Blog post

Jewish Currents Goes Back to Brunch: On Antisemitism and Left Strategy

When the Jewish left targets antisemitism it is an act of solidarity, not solipsism. 

Benjamin Balthaser12 April 2021

Julius and Ethel Rosenberg

Shortly after the execution of the Rosenbergs one of the rising stars among the New York Intellectuals offered a strange defense of their murder in Commentary, the then-liberal magazine of the American Jewish Committee (AJC.) The Rosenbergs, Robert Warshow argued, weren’t victims of antisemitism, because they weren’t really Jews – in fact, they weren’t victims of anticommunism, because weren’t really even Communists in a moral sense of the term: they were merely the “spiritless echoes” of liberal cliches that they first thought they lived for, then thought they died for.

It’s a cruel essay, even if some of the criticism is not entirely false: after all, the Rosenbergs were not smart writers like Warshow, they were cafeteria Commies from the Lower East Side, and many of their ideas were, indeed “clichés,” even performatively so: “nothing really belonged to them, not even their own experience.” But one has to ask: after perhaps the most antisemitic trial in American history, it is the Rosenberg’s cliches that troubled Warshow? Given that the Rosenbergs were not tried specifically as Jews, how can we say it was antisemitism, he responded. Even in death, Warshow argued, we must have literary standards.

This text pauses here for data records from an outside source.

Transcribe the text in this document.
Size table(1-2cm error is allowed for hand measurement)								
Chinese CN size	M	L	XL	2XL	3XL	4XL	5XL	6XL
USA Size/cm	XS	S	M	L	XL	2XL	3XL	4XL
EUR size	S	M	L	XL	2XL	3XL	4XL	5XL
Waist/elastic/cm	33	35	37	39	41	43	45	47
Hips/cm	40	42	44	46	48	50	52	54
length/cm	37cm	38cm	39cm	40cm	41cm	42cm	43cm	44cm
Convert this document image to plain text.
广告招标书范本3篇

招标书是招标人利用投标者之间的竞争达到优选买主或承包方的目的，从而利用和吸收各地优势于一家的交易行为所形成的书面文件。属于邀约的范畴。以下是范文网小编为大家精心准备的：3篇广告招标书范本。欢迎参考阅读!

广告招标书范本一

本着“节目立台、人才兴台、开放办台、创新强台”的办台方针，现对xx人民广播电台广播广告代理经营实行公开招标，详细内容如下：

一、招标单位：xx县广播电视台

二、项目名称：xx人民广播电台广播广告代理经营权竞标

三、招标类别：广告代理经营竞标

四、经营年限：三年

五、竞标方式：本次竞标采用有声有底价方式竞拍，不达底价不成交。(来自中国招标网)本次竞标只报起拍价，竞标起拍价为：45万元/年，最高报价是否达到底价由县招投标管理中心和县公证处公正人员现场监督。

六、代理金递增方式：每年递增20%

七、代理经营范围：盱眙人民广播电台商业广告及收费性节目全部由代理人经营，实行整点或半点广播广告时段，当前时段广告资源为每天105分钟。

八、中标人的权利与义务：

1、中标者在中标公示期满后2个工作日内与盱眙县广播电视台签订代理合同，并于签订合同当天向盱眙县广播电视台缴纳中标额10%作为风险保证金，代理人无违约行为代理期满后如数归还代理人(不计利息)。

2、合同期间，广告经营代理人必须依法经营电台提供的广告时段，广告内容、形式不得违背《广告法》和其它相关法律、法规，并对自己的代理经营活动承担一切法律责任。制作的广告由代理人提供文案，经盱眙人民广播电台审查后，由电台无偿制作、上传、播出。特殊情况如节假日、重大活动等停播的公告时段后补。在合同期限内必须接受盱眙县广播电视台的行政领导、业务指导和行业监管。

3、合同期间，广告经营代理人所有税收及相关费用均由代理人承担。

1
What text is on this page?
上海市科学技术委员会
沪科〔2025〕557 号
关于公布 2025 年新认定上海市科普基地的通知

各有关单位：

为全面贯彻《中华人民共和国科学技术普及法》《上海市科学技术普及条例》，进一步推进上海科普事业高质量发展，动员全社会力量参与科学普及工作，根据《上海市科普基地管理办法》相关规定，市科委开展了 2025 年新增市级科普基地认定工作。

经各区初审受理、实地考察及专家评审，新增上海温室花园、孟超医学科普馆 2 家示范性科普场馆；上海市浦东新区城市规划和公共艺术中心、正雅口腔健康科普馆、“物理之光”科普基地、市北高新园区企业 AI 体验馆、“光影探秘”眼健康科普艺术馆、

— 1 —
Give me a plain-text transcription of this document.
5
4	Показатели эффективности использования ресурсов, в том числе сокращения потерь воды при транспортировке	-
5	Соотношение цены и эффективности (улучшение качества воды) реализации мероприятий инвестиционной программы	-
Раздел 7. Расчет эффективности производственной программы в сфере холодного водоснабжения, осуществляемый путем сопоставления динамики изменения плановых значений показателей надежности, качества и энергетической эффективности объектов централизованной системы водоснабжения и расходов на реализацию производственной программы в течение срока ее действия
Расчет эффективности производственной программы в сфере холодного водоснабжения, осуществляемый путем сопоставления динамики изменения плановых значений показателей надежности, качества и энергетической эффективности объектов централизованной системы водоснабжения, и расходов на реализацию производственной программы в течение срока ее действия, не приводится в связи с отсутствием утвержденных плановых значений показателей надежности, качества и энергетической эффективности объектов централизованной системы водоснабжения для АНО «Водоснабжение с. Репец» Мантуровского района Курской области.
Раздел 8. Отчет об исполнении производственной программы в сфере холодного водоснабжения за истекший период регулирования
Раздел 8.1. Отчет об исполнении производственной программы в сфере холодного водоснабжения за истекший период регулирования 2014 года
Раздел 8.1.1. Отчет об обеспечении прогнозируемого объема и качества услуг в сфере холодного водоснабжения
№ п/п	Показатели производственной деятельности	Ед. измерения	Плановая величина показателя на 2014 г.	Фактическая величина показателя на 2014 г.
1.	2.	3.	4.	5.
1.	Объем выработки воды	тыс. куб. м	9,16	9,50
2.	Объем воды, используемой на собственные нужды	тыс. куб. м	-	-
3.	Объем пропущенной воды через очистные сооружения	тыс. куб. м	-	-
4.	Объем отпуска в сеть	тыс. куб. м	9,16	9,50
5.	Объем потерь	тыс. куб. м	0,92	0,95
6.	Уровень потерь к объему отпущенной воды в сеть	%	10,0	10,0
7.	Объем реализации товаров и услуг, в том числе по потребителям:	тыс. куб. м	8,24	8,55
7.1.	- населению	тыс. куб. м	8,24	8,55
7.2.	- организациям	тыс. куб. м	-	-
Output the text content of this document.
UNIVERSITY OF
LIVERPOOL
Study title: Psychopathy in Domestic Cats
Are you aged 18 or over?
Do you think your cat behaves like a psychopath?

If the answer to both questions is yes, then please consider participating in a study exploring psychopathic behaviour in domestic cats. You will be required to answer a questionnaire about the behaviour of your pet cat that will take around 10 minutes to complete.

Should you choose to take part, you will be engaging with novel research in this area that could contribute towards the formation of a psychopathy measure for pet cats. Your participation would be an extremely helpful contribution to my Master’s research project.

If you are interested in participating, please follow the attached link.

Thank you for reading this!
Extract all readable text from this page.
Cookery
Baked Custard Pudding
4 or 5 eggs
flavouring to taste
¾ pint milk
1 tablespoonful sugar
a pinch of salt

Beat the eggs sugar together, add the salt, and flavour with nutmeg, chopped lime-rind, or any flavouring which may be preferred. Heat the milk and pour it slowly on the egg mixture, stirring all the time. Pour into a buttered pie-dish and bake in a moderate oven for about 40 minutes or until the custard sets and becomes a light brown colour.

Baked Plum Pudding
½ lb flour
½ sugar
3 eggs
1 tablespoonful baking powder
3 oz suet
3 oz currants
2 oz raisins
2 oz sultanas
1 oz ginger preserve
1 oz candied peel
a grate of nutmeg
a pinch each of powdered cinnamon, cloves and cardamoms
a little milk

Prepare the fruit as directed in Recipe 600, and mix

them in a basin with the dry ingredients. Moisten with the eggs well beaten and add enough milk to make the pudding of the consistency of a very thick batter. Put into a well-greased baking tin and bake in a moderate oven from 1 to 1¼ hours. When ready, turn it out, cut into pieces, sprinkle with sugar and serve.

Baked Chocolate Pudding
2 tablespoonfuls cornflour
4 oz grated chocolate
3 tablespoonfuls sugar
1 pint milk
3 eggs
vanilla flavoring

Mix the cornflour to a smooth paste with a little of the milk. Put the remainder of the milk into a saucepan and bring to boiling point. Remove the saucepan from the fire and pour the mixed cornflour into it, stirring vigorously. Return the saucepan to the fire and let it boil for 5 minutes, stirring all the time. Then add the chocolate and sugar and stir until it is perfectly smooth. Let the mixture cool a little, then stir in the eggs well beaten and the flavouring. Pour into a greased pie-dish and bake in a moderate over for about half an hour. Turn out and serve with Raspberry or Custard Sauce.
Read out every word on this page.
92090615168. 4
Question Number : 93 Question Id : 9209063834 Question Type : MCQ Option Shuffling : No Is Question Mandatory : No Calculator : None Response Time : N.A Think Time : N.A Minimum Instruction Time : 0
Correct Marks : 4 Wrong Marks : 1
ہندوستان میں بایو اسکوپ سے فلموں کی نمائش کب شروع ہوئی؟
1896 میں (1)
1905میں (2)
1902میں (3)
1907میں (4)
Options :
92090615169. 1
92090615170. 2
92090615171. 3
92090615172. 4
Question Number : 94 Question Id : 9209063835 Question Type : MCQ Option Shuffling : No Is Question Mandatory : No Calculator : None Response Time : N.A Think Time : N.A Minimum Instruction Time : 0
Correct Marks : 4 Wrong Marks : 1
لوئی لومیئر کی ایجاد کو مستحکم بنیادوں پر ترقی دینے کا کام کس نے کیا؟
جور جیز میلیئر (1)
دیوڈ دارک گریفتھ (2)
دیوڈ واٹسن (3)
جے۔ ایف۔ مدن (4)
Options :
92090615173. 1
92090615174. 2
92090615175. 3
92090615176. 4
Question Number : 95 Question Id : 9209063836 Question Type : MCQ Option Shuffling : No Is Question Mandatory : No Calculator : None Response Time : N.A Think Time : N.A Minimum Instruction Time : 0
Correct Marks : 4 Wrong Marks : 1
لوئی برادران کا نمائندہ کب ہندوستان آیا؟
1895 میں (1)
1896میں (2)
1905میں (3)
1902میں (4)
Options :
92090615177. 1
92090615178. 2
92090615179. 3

The editors of Jewish Currents–now the most prominent magazine on the Jewish left–appear to be in a similar mood. For the latest issue they penned a collective editorial entitled How Not to Fight Antisemitism and seem peeved that the Jewish left, since the Unite the Right Rally (2017) and Tree of Life massacre (2018), have decided to focus their energies on combatting antisemitism. They cite the by-now standard critique of the “tropeification” of antisemitism discourse, as in recent years Zionists have framed everything from Ilhan Omar’s use of the word “hypnotize” to her use of Yiddish as antisemitic based on metonymy and allusion, regardless of context or intent.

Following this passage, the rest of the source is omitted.